On Dec. 18 the museum starts out the day with a screening of some favorite Looney Tunes cartoons in the Versus Research Dynatheater starting at 10am. Among the animated shorts will be 1949’s “Fast and Furry-ous,” the first Coyote and Road Runner cartoon, and the 1953 Daffy Duck flight of fancy “Duck Dodgers in the 24½th Century.” That sci-fi comedy is particularly apt, since the Museum of Natural History has a close association with the planet Mars, having provided analysis before, during and after the Mars 2020 Perseverance Rover mission. Dr. Larry Crumpler, a volcanology and space sciences researcher at NMMNHS, was named to the mission team following his ground-breaking work with the Mars Exploration Rover in 2003 to 2018. (The museum also has a new exhibit on Mars opening up in its Space Sciences wing, so be sure to stop by and check that out as well.) The cartoon screenings are followed by a Science Story Time and a selection of fun activities from participants from around the state, including the Energetic Materials Research and Testing Center from New Mexico Tech in Socorro, New Mexico Department of Fish & Game, St.

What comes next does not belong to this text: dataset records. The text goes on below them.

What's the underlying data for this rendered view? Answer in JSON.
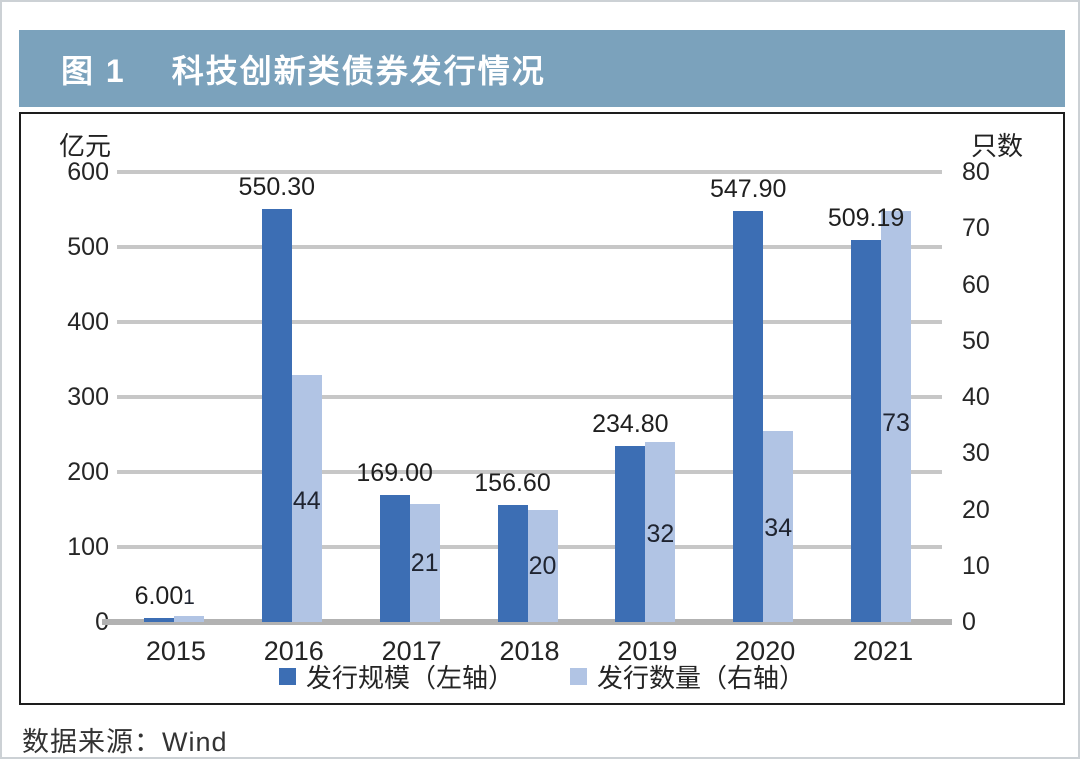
{
  "figure": {
    "title_prefix": "图 1",
    "title": "科技创新类债券发行情况",
    "source": "数据来源：Wind"
  },
  "colors": {
    "title_bar_bg": "#7ba2bc",
    "bar_dark": "#3c6eb4",
    "bar_light": "#b1c4e4",
    "gridline": "#c7c7c7",
    "baseline": "#b2b2b2"
  },
  "chart_data": {
    "type": "bar",
    "categories": [
      "2015",
      "2016",
      "2017",
      "2018",
      "2019",
      "2020",
      "2021"
    ],
    "series": [
      {
        "name": "发行规模（左轴）",
        "axis": "left",
        "color": "#3c6eb4",
        "values": [
          6.0,
          550.3,
          169.0,
          156.6,
          234.8,
          547.9,
          509.19
        ],
        "labels": [
          "6.00",
          "550.30",
          "169.00",
          "156.60",
          "234.80",
          "547.90",
          "509.19"
        ]
      },
      {
        "name": "发行数量（右轴）",
        "axis": "right",
        "color": "#b1c4e4",
        "values": [
          1,
          44,
          21,
          20,
          32,
          34,
          73
        ],
        "labels": [
          "1",
          "44",
          "21",
          "20",
          "32",
          "34",
          "73"
        ]
      }
    ],
    "left_axis": {
      "label": "亿元",
      "min": 0,
      "max": 600,
      "step": 100,
      "ticks": [
        "600",
        "500",
        "400",
        "300",
        "200",
        "100",
        "0"
      ]
    },
    "right_axis": {
      "label": "只数",
      "min": 0,
      "max": 80,
      "step": 10,
      "ticks": [
        "80",
        "70",
        "60",
        "50",
        "40",
        "30",
        "20",
        "10",
        "0"
      ]
    },
    "grid": true,
    "legend_position": "bottom"
  }
}
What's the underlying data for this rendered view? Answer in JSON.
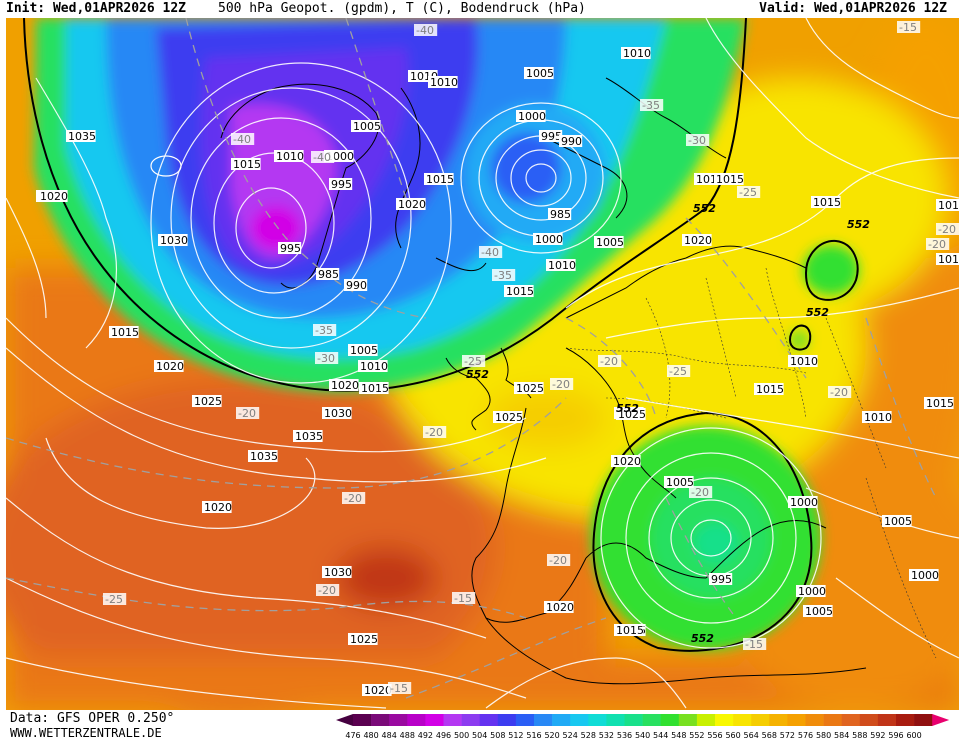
{
  "header": {
    "init": "Init: Wed,01APR2026 12Z",
    "title": "500 hPa Geopot. (gpdm), T (C), Bodendruck (hPa)",
    "valid": "Valid: Wed,01APR2026 12Z"
  },
  "footer": {
    "data_source": "Data: GFS OPER 0.250°",
    "website": "WWW.WETTERZENTRALE.DE"
  },
  "colorbar": {
    "ticks": [
      "476",
      "480",
      "484",
      "488",
      "492",
      "496",
      "500",
      "504",
      "508",
      "512",
      "516",
      "520",
      "524",
      "528",
      "532",
      "536",
      "540",
      "544",
      "548",
      "552",
      "556",
      "560",
      "564",
      "568",
      "572",
      "576",
      "580",
      "584",
      "588",
      "592",
      "596",
      "600"
    ],
    "colors": [
      "#5a0050",
      "#7a0a78",
      "#9a0aa0",
      "#b800c8",
      "#d200e6",
      "#b438f2",
      "#8c3cf0",
      "#6432f0",
      "#3c3cf0",
      "#2a5ef5",
      "#2888f5",
      "#20aaf5",
      "#18c8f0",
      "#10dcd6",
      "#10e0b0",
      "#18e08a",
      "#28e060",
      "#30e030",
      "#78e020",
      "#c8f000",
      "#f8f800",
      "#f8e400",
      "#f5cd00",
      "#f5b200",
      "#f5a000",
      "#f08c0a",
      "#ea7814",
      "#e06420",
      "#d04c1c",
      "#c03418",
      "#a81c10",
      "#901010"
    ],
    "arrow_colors": [
      "#460040",
      "#e8006e"
    ]
  },
  "map": {
    "pressure_labels": [
      "1035",
      "1015",
      "1010",
      "1000",
      "1010",
      "1005",
      "1010",
      "1010",
      "1005",
      "1000",
      "995",
      "990",
      "1015",
      "1015",
      "1020",
      "995",
      "1020",
      "1030",
      "995",
      "985",
      "990",
      "1000",
      "985",
      "1005",
      "1010",
      "1015",
      "1015",
      "1020",
      "1025",
      "1020",
      "1005",
      "1010",
      "1015",
      "1020",
      "1015",
      "1020",
      "1025",
      "1030",
      "1035",
      "1035",
      "1020",
      "1010",
      "1005",
      "1000",
      "995",
      "1000",
      "1005",
      "1005",
      "1000",
      "1015",
      "1020",
      "1030",
      "1025",
      "1020",
      "1015",
      "1015",
      "1015",
      "1010",
      "1010",
      "1020",
      "1025",
      "1025",
      "1015",
      "101",
      "101"
    ],
    "height_labels": [
      "552",
      "552",
      "552",
      "552",
      "552",
      "552"
    ],
    "temp_labels": [
      "-40",
      "-40",
      "-40",
      "-35",
      "-30",
      "-35",
      "-40",
      "-35",
      "-30",
      "-25",
      "-20",
      "-25",
      "-25",
      "-20",
      "-20",
      "-20",
      "-20",
      "-20",
      "-20",
      "-20",
      "-20",
      "-25",
      "-20",
      "-15",
      "-15",
      "-15",
      "-15",
      "-20"
    ]
  }
}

John’s College from Santa Fe and the ABQ BioPark.
“Most people are drawn in by the fun aspect of the exhibit, the nostalgia they feel when they see the characters, and the exhibit’s uniqueness,” says Carty. “It’s unexpected to see a Looney Tunes exhibit in a natural history museum. Our twist of connecting the art to the nature of New Mexico has been a fun and memorable educational experience for everyone.”
Admission to the Art of Warner Bros. exhibit and the Looney Tunes screening on Saturday, Dec. 18 is free with regular museum admission. General admission (18 to 59 years of age) is $8. Seniors (60+) and teens (13 to 17) are $7. Children 3 to 12 are $5. To reserve tickets in advance, go to my.nmculture.org/events/123,680.